Kenya Plantation and Agricultural Workers Union has threatened a strike action if the management of a tea company closes down a health facility in Kericho.
KPAWU officials moved to court Friday afternoon and obtained orders against the management of James Finlay barring them from closing down or laying off staff at the Chomogonday health centre pending the hearing of the case in court.
Assistant Secretary General Meshack Khisa said the decision to close down the facility which served up to 20,000 of the tea company's staff and family members was done arbitrarily with no consultations amongst stakeholders.
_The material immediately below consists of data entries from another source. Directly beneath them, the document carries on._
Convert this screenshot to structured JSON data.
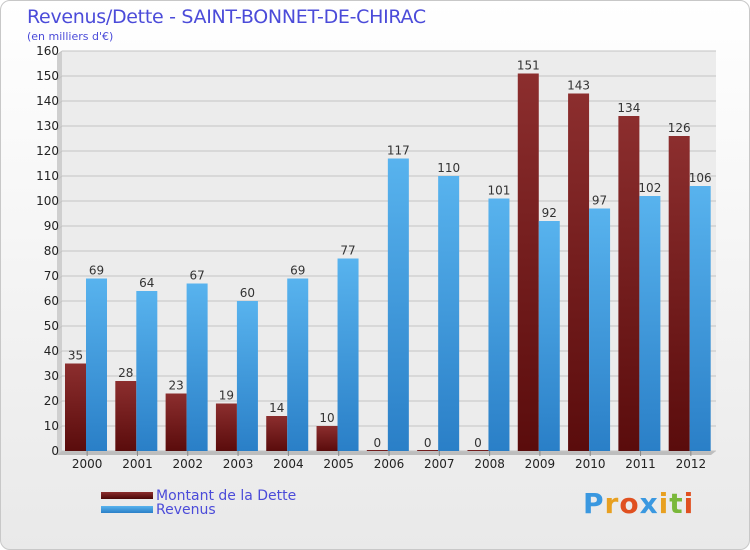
{
  "title": "Revenus/Dette - SAINT-BONNET-DE-CHIRAC",
  "subtitle": "(en milliers d'€)",
  "legend": {
    "dette_label": "Montant de la Dette",
    "revenus_label": "Revenus"
  },
  "logo": {
    "text": "Proxiti"
  },
  "colors": {
    "dette": "#7a1e1e",
    "revenus": "#3a98e0",
    "text": "#4b4bd9"
  },
  "chart_data": {
    "type": "bar",
    "title": "Revenus/Dette - SAINT-BONNET-DE-CHIRAC",
    "subtitle": "(en milliers d'€)",
    "categories": [
      "2000",
      "2001",
      "2002",
      "2003",
      "2004",
      "2005",
      "2006",
      "2007",
      "2008",
      "2009",
      "2010",
      "2011",
      "2012"
    ],
    "series": [
      {
        "name": "Montant de la Dette",
        "values": [
          35,
          28,
          23,
          19,
          14,
          10,
          0,
          0,
          0,
          151,
          143,
          134,
          126
        ]
      },
      {
        "name": "Revenus",
        "values": [
          69,
          64,
          67,
          60,
          69,
          77,
          117,
          110,
          101,
          92,
          97,
          102,
          106
        ]
      }
    ],
    "ylim": [
      0,
      160
    ],
    "yticks": [
      0,
      10,
      20,
      30,
      40,
      50,
      60,
      70,
      80,
      90,
      100,
      110,
      120,
      130,
      140,
      150,
      160
    ],
    "grid": true,
    "legend_position": "bottom-left"
  }
}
"We will not sit down and watch while the management of the company shuts down a facility that is funded by workers' money and donor agencies to uplift their lives. Health is a fundamental right for these workers," Khisa said.
Secretary General Henry Masire noted that James Finlay had for the last year undertaken a progressive shut down of most of the dispensaries within their vast plantations from Bomet to Kericho.
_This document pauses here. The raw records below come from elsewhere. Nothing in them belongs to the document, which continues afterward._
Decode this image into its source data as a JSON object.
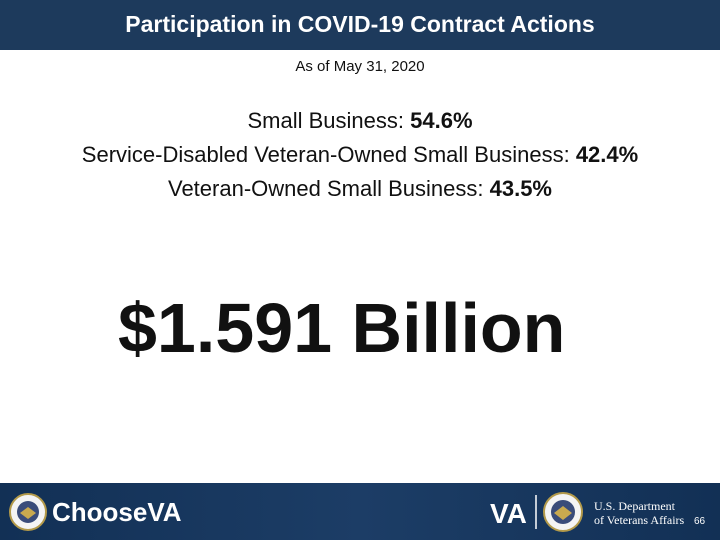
{
  "header": {
    "title": "Participation in COVID-19 Contract Actions"
  },
  "subtitle": "As of May 31, 2020",
  "stats": [
    {
      "label": "Small Business:",
      "value": "54.6%"
    },
    {
      "label": "Service-Disabled Veteran-Owned Small Business:",
      "value": "42.4%"
    },
    {
      "label": "Veteran-Owned Small Business:",
      "value": "43.5%"
    }
  ],
  "headline": "$1.591 Billion",
  "footer": {
    "brand_prefix": "Choose",
    "brand_suffix": "VA",
    "va_mark": "VA",
    "department_line1": "U.S. Department",
    "department_line2": "of Veterans Affairs",
    "page_number": "66"
  }
}
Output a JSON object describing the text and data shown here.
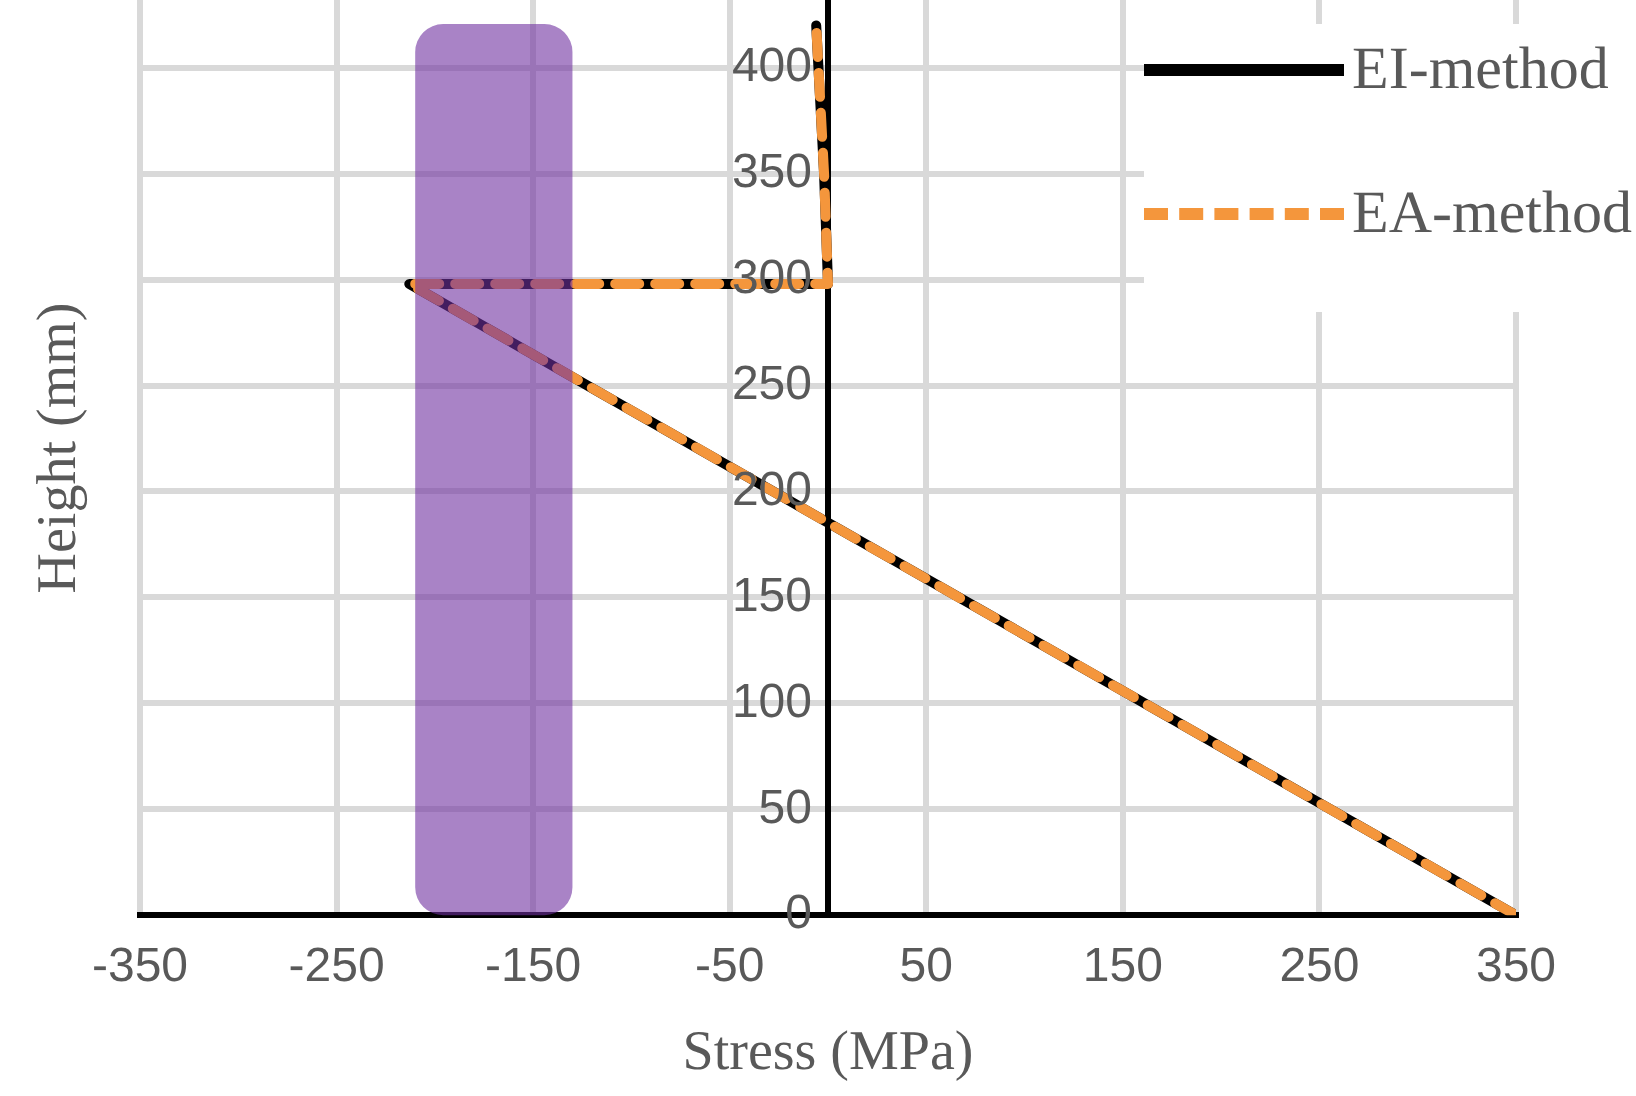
{
  "chart_data": {
    "type": "line",
    "xlabel": "Stress (MPa)",
    "ylabel": "Height (mm)",
    "xlim": [
      -350,
      350
    ],
    "xticks": [
      -350,
      -250,
      -150,
      -50,
      50,
      150,
      250,
      350
    ],
    "ylim": [
      0,
      432
    ],
    "yticks": [
      0,
      50,
      100,
      150,
      200,
      250,
      300,
      350,
      400
    ],
    "grid": true,
    "legend": "top right",
    "marker": "none",
    "series": [
      {
        "name": "EI-method",
        "color": "#000000",
        "line_style": "solid",
        "x": [
          350,
          -213,
          0,
          -2,
          -6
        ],
        "values": [
          0,
          298,
          298,
          350,
          420
        ]
      },
      {
        "name": "EA-method",
        "color": "#f4963c",
        "line_style": "dashed",
        "x": [
          350,
          -213,
          0,
          -2,
          -6
        ],
        "values": [
          0,
          298,
          298,
          350,
          420
        ]
      }
    ],
    "bands": [
      {
        "axis": "x",
        "from": -210,
        "to": -130,
        "color": "#7030a0"
      }
    ]
  }
}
Masire argued that the new facility workers were being referred to did not cater for seasonal employees and that it had a smaller bed capacity thus could not accommodate all patients.
After hearing the workers' emergency motion on Friday, Industrial court judge Byram Ongaya issued temporary orders stopping the shut down or the outsourcing of any health services to Unilever tea health centre in Kericho town.
Ongaya further ordered James Finlay to present to court any agreement for the outsourcing of health services between James Finlay and Unilever.
The case will be heard on February 18.